Très court (50 minutes), filant à une vitesse folle, le film nous prend aux tripes à travers cette histoire remarquable entre un vagabond et un enfant qu'il va considérer comme son fils. Survivants d'espiègleries en tout genre, les deux vivent d'amour et d'eau fraîche (à prendre au premier degré) pendant cinq belles années jusqu'à ce que les services sociaux s'en mêlent.

Se terminant sur un « happy ending » convenu mais souhaité par le spectateur, la force de ce film est sa poésie permanente qui atteint son apogée lors de la scène où Charlot et l'enfant rêvent du paradis où les bons et les méchants seraient tous des anges pourvus d'ailes. Avec une mise en scène sobre mais efficace, Chaplin tire le meilleur de son casting (à commencer bien évidemment par lui mais aussi par l'étonnant Jackie Coogan, bouleversant de vérité notamment lors de la scène de la séparation).

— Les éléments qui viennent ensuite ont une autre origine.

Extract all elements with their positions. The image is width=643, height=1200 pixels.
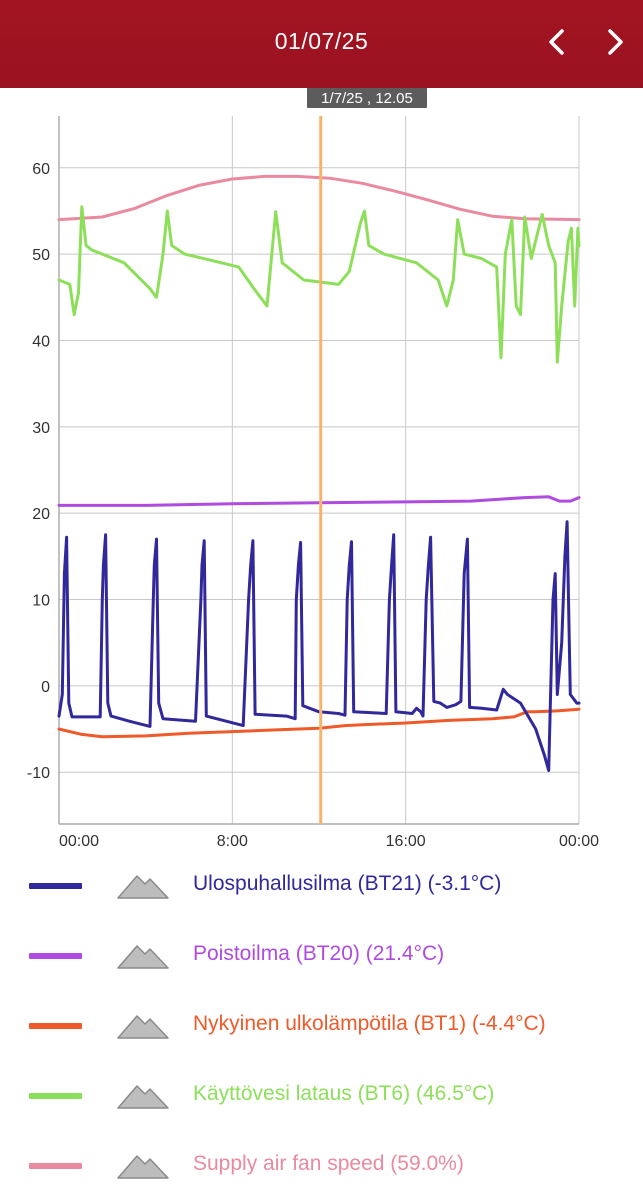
series-line-3 (57, 495, 581, 507)
cursor-label: 1/7/25 , 12.05 (321, 90, 413, 107)
legend-label: Supply air fan speed (59.0%) (193, 1152, 464, 1175)
previous-day-button[interactable] (537, 22, 577, 62)
y-tick-label: 0 (41, 679, 50, 696)
series-line-2 (57, 205, 581, 364)
time-cursor[interactable]: 1/7/25 , 12.05 (306, 86, 427, 824)
legend-item[interactable]: Nykyinen ulkolämpötila (BT1) (-4.4°C) (0, 1002, 643, 1052)
series-line-5 (57, 520, 581, 772)
x-tick-label: 8:00 (217, 833, 248, 850)
chevron-right-icon (608, 29, 623, 55)
next-day-button[interactable] (595, 22, 635, 62)
area-chart-icon[interactable] (115, 1078, 171, 1110)
chart-area[interactable]: -10 0 10 20 30 40 50 60 00:00 8:00 16:00 00:00 1/7/… (0, 86, 643, 858)
cursor-label-bg (307, 86, 427, 108)
series-line-1 (57, 174, 581, 222)
legend-item[interactable]: Poistoilma (BT20) (21.4°C) (0, 932, 643, 982)
y-tick-label: 10 (32, 593, 50, 610)
legend-label: Nykyinen ulkolämpötila (BT1) (-4.4°C) (193, 1012, 546, 1035)
area-chart-icon[interactable] (115, 938, 171, 970)
area-chart-icon[interactable] (115, 1008, 171, 1040)
legend-item[interactable]: Ulospuhallusilma (BT21) (-3.1°C) (0, 862, 643, 912)
y-tick-label: -10 (27, 765, 50, 782)
y-tick-label: 50 (32, 247, 50, 264)
legend-swatch (29, 1163, 82, 1169)
header-bar: 01/07/25 (0, 0, 643, 88)
series-line-4 (57, 707, 581, 739)
legend-item[interactable]: Käyttövesi lataus (BT6) (46.5°C) (0, 1072, 643, 1122)
x-tick-label: 00:00 (59, 833, 99, 850)
axes: -10 0 10 20 30 40 50 60 00:00 8:00 16:00 00:00 (27, 116, 599, 850)
legend-swatch (29, 953, 82, 959)
date-title: 01/07/25 (274, 28, 369, 54)
y-tick-label: 20 (32, 506, 50, 523)
legend-swatch (29, 1093, 82, 1099)
x-tick-label: 16:00 (386, 833, 426, 850)
line-chart[interactable]: -10 0 10 20 30 40 50 60 00:00 8:00 16:00 00:00 1/7/… (0, 86, 643, 858)
x-tick-label: 00:00 (559, 833, 599, 850)
series-lines (57, 174, 581, 772)
y-tick-label: 40 (32, 333, 50, 350)
area-chart-icon[interactable] (115, 1148, 171, 1180)
chevron-left-icon (549, 29, 564, 55)
legend-item[interactable]: Supply air fan speed (59.0%) (0, 1142, 643, 1192)
y-tick-label: 30 (32, 420, 50, 437)
area-chart-icon[interactable] (115, 868, 171, 900)
legend-swatch (29, 1023, 82, 1029)
legend-swatch (29, 883, 82, 889)
legend-label: Ulospuhallusilma (BT21) (-3.1°C) (193, 872, 502, 895)
legend-label: Poistoilma (BT20) (21.4°C) (193, 942, 445, 965)
legend-label: Käyttövesi lataus (BT6) (46.5°C) (193, 1082, 495, 1105)
y-tick-label: 60 (32, 161, 50, 178)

Il ne faudrait pas oublier pour autant ce qui traverse le cinéma de Chaplin en filigrane : une critique acerbe de la société. La pauvreté, le rôle des services sociaux, l'avarice (le patron d'asile qui livre l'enfant pour obtenir l'argent de la récompense promise par la mère pour celui qui retrouverait son fils), l'injustice sont autant de thèmes développés avec subtilité dans le film.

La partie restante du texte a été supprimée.